Frank for example tweeted: “‘police reform’ is just a buzzword at this point. Cause what exactly does it even mean?”
That's a great question, Frank. We're going to Dig in 2 to look at what police reform ideas are out that and what's already in the works.
Starting with the latest in the Tyre Nichols case and how it's starting to prompt changes in police departments.
As five fired officers face multiple charges, including second-degree murder, the Memphis Police Chief disbanded the Scorpion anti-crime unit. That's the special task force all five former officers belonged to. The task force has supposed to target high-crime hot spots focusing on gang-related crimes. But the DA says the task force ended up with a history of problems.
“I think it's probably a healthy thing, and I'm glad that Chief Davis is taking decisive action there,” Shelby County DA Steve Mulroy said. “There have been scattered reports of abuses by the Scorpion unit and then nationally, you know, some of these quick-swarm suppression specialty units sometimes can lead to overaggressive tactics.”
Leaders are acting quickly in Memphis. Ben Crump, who represents the Nichols' family, says this needs to be the new standard.
“The fact that these five black police officers were terminated, arrested and charged within 20 days from this tragedy is now the blueprint going forward,” he said. “I mean, you can't tell us anymore that it takes six months or it takes a year.”

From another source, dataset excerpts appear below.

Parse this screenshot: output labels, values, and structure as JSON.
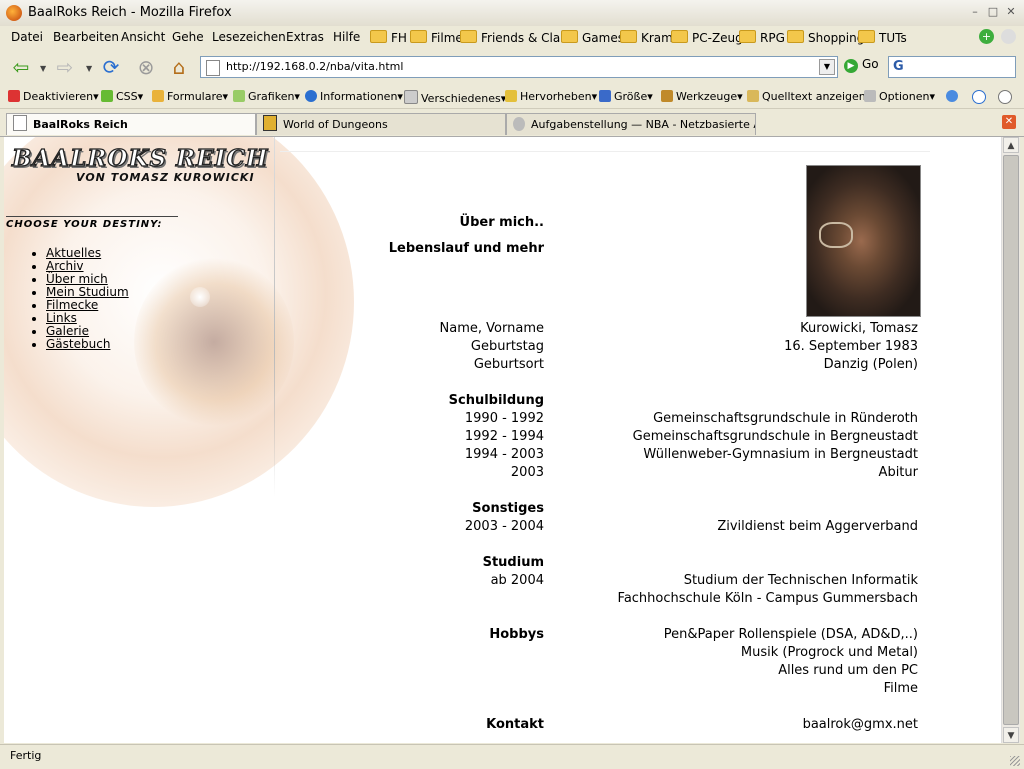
{
  "window": {
    "title": "BaalRoks Reich - Mozilla Firefox"
  },
  "menubar": {
    "items": [
      "Datei",
      "Bearbeiten",
      "Ansicht",
      "Gehe",
      "Lesezeichen",
      "Extras",
      "Hilfe"
    ],
    "bookmarks": [
      "FH",
      "Filme",
      "Friends & Clans",
      "Games",
      "Kram",
      "PC-Zeug",
      "RPG",
      "Shopping",
      "TUTs"
    ]
  },
  "navbar": {
    "url": "http://192.168.0.2/nba/vita.html",
    "go_label": "Go"
  },
  "devbar": {
    "items": [
      "Deaktivieren▾",
      "CSS▾",
      "Formulare▾",
      "Grafiken▾",
      "Informationen▾",
      "Verschiedenes▾",
      "Hervorheben▾",
      "Größe▾",
      "Werkzeuge▾",
      "Quelltext anzeigen",
      "Optionen▾"
    ]
  },
  "tabs": [
    {
      "label": "BaalRoks Reich"
    },
    {
      "label": "World of Dungeons"
    },
    {
      "label": "Aufgabenstellung — NBA - Netzbasierte An..."
    }
  ],
  "site": {
    "logo_title": "BAALROKS REICH",
    "logo_sub": "VON TOMASZ KUROWICKI",
    "destiny": "CHOOSE YOUR DESTINY:",
    "nav": [
      "Aktuelles",
      "Archiv",
      "Über mich",
      "Mein Studium",
      "Filmecke",
      "Links",
      "Galerie",
      "Gästebuch"
    ]
  },
  "vita": {
    "heading1": "Über mich..",
    "heading2": "Lebenslauf und mehr",
    "personal": [
      {
        "label": "Name, Vorname",
        "value": "Kurowicki, Tomasz"
      },
      {
        "label": "Geburtstag",
        "value": "16. September 1983"
      },
      {
        "label": "Geburtsort",
        "value": "Danzig (Polen)"
      }
    ],
    "schul_title": "Schulbildung",
    "schul": [
      {
        "label": "1990 - 1992",
        "value": "Gemeinschaftsgrundschule in Ründeroth"
      },
      {
        "label": "1992 - 1994",
        "value": "Gemeinschaftsgrundschule in Bergneustadt"
      },
      {
        "label": "1994 - 2003",
        "value": "Wüllenweber-Gymnasium in Bergneustadt"
      },
      {
        "label": "2003",
        "value": "Abitur"
      }
    ],
    "sonst_title": "Sonstiges",
    "sonst": [
      {
        "label": "2003 - 2004",
        "value": "Zivildienst beim Aggerverband"
      }
    ],
    "studium_title": "Studium",
    "studium": {
      "label": "ab 2004",
      "lines": [
        "Studium der Technischen Informatik",
        "Fachhochschule Köln - Campus Gummersbach"
      ]
    },
    "hobbys_title": "Hobbys",
    "hobbys": [
      "Pen&Paper Rollenspiele (DSA, AD&D,..)",
      "Musik (Progrock und Metal)",
      "Alles rund um den PC",
      "Filme"
    ],
    "kontakt_title": "Kontakt",
    "kontakt": "baalrok@gmx.net"
  },
  "status": {
    "text": "Fertig"
  }
}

George Floyd Justice in Policing Act
This latest case has renewed calls for Washington to pass the stalled George Floyd Justice in Policing Act. The act would require all law enforcement officers to take anti-discrimination training. It also bans chokeholds. Bans no-knock warrants in federal cases. Requires police to try de-escalation techniques before using deadly force. And here's the biggest impact: it changes the law which decides if an officer's use of force was justified.
Instead of trying to figure out if it was "reasonable" --- there would be a higher standard of if it was "necessary.” That means in order to be justified deadly force has to be the only option the officer had to protect themselves or someone else.

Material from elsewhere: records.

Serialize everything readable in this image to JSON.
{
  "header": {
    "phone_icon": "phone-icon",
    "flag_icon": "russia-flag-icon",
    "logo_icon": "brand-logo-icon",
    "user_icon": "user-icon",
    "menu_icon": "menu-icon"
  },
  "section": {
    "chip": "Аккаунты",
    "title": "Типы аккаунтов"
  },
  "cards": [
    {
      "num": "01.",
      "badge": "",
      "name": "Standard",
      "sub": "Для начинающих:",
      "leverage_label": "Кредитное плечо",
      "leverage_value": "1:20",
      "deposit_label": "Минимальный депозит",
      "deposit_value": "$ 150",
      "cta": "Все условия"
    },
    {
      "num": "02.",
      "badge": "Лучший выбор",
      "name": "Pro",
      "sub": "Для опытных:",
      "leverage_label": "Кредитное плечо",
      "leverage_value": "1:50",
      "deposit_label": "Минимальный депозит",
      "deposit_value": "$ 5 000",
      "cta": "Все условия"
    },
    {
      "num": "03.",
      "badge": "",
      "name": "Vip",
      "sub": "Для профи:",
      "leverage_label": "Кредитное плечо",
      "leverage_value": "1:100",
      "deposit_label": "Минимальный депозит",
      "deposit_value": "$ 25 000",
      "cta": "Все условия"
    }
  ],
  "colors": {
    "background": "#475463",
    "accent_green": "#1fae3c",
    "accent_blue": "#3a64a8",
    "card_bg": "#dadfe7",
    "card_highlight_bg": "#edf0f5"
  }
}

Vice President Kamala Harris introduced the bill when she was a senator.
“This bill would hold, law enforcement accountable, and help build trust between law enforcement and our communities. This bill is part of George Floyd's legacy,” she said back in 2021. “The President and I will continue to urge the Senate to pass this legislation, not as a panacea for every problem, but as a start.”
The bill cleared the House in 2020 but never gained traction in the Senate. A lot of Republicans argued that police think there are better solutions that weren't included in the bill. Here's a former officer's take on what he thinks will fix the issues.
“Sadly, with the violence of 2020 and the de-fund the police, large agencies, and smaller agencies lost positions. They lost, you know, training money. And that's a fact,” said Tom O’Conner, who’s also the former president of the FBI Agents Association. “So you can't possibly perceive that you're going to have better policing by having police officers working more hours, being tired, having less training and less supervision. And it's there's no way that that works. So what we have to do is fund law enforcement.”
So what ended up happening is that Republicans introduced their own bill. Democrats and Republicans had a hard time bringing the two together. So we called up UNCG political science professor Thom Little to see what it would take to get a compromise done in DC.
“It's possible, but I'm afraid at the national level the districts are becoming more and more polarized. So there is not a lot of incentive to cross that aisle,” Little said. “So my fear is we've gotten to the point that even when there is an opportunity for compromise, both sides will tend to run to their ideological corner."
Push for fewer traffic stops
While Congress remains gridlocked, all over the country a lot of really smart, talented people have dedicated themselves to researching how to improve policing in America. One of them was on CBS this morning. Alexis Fordjour is a former civil rights attorney and the current co-director of Brooklyn Law School's Center for Criminal Justice. Here's her big takeaway after years of studying the problem:
“My really strong sentiment is to decrease violence between law enforcement officials and the public, is to decrease the contact of intervention that police have the public.
Police do not need to administer stops for basic traffic violations. I know all of us, I can confidently say have engaged in a minor traffic violation,” she said.
The City of Greensboro has led the charge on this idea. Back in 2015, the then-chief banned officers from pulling people over for minor traffic issues like a broken taillight or a cracked windshield. Research from the department shows this move narrowed the racial disparity between the number of stops of black versus white drivers.
The Forsyth County Sheriff's office also recently made changes to how it handles inmates and restraints. 57-year-old John Neville died in the Forsyth County jail back in 2019. An autopsy showed he died from a brain injury after he was restrained.
In the wake of his death, the Sheriff's office banned the use of "bent-leg prone restraints."